Winn looking toward offensive turnaround in '24

October 1st, 2023

ST. LOUIS -- Beneath the flashy smile, youthful exuberance and a bubbly energy as he celebrates the successes of his teammates burns an intense fire inside of seething rookie shortstop .

While he is delighted to have been promoted to the big leagues as a 21-year-old rookie, Winn has been anything but happy with how he’s performed offensively. It’s bothered him so much that he’s already started to think how different he’ll look and how much better he’ll perform when the Cards see him next season.

“I usually drop about 10 or 15 pounds a year, so I want to come in pretty heavy next year and hopefully keep it on throughout the year,” said the 5-foot-10 Winn, whose Cardinals thumped the rival Reds, 15-6, on Saturday at Busch Stadium. “I showed up [to Spring Training] at 185 [pounds], so I want to show up at 190 to 195 next year. I think it's healthier for me over a full season. I mean, if I can sit around 180 to 185 rather than 170 to 175, I think it'd be really good for me.”

Winn, the No. 1-ranked prospect in the Cardinals’ farm system at the time of his promotion to the big leagues per MLB Pipeline, has been everything the club hoped for and more defensively at shortstop. However, Winn has struggled mightily at the plate, leading him to believe that more weight and strength will help him be more competitive against big league pitching. Winn started slowly at the plate on Saturday, but he had an impressive opposite-field two-run single late in the night off All-Star Reds closer Alexis Díaz.

“You definitely want to end on a good note and feeling good about where your swing is at, and Masyn has done a really nice job of that,” Cardinals manager Oliver Marmol said. “Those [opposite-field] hits are what we’ve been talking about, where he’s not trying to do too much. And whatever the game is giving him, he’s taking it. That last at-bat was perfect, where he drives in a couple and stayed on that ball to right field.”

After the game, Winn admitted, “I needed those [RBIs],” given the long stretches where he’s had trouble finding holes for hits. He will head into Sunday’s season finale hitting .176 with two homers, two doubles and 12 RBIs. Those numbers, of course, run directly counter to the hitting that helped Winn make it to the big leagues.

With many of the Cardinals’ middle infielders competing in the World Baseball Classic, Winn opened eyes in Spring Training by hitting .333 with a .949 OPS, two homers, two doubles and two triples in 18 games. He opened the season in Triple-A, and despite a slow start, he hit .288 with 18 homers and 61 RBIs in 105 games. That hitting, combined with his exceptional fielding and his 80-grade arm, earned him an Aug. 18 promotion to St. Louis.

Then, came the offensive struggles that left Winn seething and already plotting how things will be different next season. To mask his frustrations, Winn has often poured himself into his defense.

“I don't really have much of a choice; I’ve got to go play defense, and I don't have time to pout out there,” Winn said. “I do kind of like playing angry, though. I've never been the type to play defense sad. I've always been the type to play mad. When I'm mad and somebody takes a hit away from me, I'm trying to take a hit away from somebody else. I mean, I really don't have time to pout and be sad for myself, so I have to find ways to channel that energy.”
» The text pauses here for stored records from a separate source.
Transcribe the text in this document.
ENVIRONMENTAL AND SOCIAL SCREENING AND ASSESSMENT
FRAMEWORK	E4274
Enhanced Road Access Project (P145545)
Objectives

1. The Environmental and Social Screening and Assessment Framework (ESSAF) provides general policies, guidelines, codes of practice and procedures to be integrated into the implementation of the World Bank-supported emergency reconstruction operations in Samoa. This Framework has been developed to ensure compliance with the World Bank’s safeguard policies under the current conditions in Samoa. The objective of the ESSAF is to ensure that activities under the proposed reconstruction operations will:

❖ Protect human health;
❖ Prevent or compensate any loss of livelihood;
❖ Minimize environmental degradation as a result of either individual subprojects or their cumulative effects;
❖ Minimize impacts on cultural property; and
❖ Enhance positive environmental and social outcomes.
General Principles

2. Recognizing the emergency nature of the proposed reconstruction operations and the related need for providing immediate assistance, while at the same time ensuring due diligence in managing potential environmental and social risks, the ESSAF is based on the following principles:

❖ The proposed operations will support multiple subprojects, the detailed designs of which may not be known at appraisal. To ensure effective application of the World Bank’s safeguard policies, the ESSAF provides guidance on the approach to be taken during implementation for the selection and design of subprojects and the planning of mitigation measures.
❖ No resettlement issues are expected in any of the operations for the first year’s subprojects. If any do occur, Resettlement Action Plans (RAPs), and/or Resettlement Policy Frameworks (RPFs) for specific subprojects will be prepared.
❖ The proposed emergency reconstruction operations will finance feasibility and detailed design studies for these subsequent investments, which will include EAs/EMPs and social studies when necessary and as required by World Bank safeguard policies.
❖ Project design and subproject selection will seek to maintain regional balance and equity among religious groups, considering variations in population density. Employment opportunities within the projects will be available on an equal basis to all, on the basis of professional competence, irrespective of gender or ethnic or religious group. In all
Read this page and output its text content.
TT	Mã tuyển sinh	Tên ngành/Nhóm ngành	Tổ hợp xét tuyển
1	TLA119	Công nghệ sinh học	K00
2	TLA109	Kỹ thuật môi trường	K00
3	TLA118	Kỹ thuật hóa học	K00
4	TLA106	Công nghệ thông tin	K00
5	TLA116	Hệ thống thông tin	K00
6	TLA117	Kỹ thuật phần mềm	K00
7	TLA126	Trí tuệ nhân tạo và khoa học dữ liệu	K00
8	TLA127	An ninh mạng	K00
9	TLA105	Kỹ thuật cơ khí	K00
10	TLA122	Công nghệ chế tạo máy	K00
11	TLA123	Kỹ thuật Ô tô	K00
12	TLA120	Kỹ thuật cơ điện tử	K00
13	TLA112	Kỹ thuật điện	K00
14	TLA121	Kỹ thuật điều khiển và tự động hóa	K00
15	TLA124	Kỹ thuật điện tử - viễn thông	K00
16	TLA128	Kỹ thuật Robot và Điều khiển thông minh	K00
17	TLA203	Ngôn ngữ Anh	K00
Marmol loves how Winn has channeled his energy toward his defense, making what he called “two to three plays a night to change a game.” Marmol added that there’s “zero concern” about Winn’s ability to hit big league pitching, feeling the young shortstop will be infinitely more advanced next season for having gone through what he has in 2023.

“He tried to do too much early on, but he’s up to 10 walks now, he’s not chasing as much and he’s controlling the strike zone better, staying through the middle of the field and getting his base hits to right,” Marmol said. “We’re starting to see a little more of what we saw in spring. That was just a matter of him slowing the game down and not pressing.

“I’m not concerned with Masyn putting together a good year offensively. He controls his emotions as good as anybody being young, not having success and staying even keeled and not taking it into his defense. I think he’s handled that part amazing.”